Jack Barchas greatly appreciates the mentors, colleagues, and scores of trainees with whom he has been involved in scholarly and clinical activities, public service, institution building, and administration. He has derived inspiration from donors and funders and particularly notes the interactions throughout his career with Drs. David and Beatrix Hamburg.

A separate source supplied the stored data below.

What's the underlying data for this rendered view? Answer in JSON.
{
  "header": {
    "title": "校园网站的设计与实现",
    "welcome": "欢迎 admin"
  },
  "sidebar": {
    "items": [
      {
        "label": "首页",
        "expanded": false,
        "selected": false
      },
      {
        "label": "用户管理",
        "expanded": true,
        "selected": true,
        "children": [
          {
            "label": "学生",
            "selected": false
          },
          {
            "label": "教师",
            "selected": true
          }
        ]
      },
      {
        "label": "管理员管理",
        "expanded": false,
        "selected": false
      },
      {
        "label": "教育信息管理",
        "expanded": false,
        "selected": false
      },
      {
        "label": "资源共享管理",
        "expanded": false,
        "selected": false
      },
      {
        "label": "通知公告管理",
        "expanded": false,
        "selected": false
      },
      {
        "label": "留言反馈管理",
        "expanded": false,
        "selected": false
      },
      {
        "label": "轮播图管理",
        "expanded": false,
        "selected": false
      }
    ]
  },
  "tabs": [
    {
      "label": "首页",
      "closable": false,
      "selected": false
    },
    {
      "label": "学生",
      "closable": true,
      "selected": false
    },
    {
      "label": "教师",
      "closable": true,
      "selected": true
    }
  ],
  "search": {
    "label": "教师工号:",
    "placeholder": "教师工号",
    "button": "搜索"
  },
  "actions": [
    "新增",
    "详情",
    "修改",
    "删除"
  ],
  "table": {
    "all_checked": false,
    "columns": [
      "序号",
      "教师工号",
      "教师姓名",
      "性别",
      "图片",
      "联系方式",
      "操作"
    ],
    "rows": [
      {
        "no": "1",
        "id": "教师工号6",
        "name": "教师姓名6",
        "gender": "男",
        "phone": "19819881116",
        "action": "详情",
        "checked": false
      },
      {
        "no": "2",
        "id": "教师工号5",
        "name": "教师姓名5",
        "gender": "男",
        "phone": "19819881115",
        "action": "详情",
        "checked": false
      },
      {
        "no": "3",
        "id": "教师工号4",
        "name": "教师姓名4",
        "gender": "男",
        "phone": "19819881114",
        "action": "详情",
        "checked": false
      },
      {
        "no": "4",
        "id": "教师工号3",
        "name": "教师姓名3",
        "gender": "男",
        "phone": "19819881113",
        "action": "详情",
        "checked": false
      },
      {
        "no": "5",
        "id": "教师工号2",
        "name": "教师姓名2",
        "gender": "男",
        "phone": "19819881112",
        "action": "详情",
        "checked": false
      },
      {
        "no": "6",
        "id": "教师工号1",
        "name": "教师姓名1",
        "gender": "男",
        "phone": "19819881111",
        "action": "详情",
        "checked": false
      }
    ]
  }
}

Recognition for his accomplishments have come to Dr. Barchas from various professional societies in psychiatry, psychology, and neuroscience ranging from biological to psychosocial areas, including honorary memberships in the American Psychoanalytic Association. He received the Sarnat International Award in Mental Health from the IOM, and the Walsh McDermott Medal for service; the Distinguished Alumni Annual Award from Yale's Department of Psychiatry; is a founding member of the Scientific Board of the Brain and Behavior Foundation, and chairs its Distinguished Investigator and Goldman-Rakic Award Committees. He was President of New York Psychiatric Society and was the first Chair of the MacArthur Network on Depression. He served as Chair of the Board of Directors of the New York Academy of Medicine for four years, received its award for distinguished service and its Salmon Medal for Research. For the American Psychiatric Association he chaired its Council on Research, was president of its granting foundation for education and research, and chaired the Distinguished Awards Committee. For the Pritzker Foundation and Family, he has had the pleasure of serving as Director of the Pritzker Network and Co-Director of the Weill Cornell node of the successor Pritzker Consortim, which includes four other highly interactive nodes: Michigan, Stanford, Irvine, and Hudson Alpha. He initiated the Pasarow Foundation Medical Research Awards program for outstanding research in cancer, cardiovascular disorders, and neuropsychiatry, and chaired the awards committee through its 25 year history--the recipients have made important contributions, and six have gone on to receive the Nobel Prize. Dr. Barchas has been featured in various honors publications, including the Who's Who series.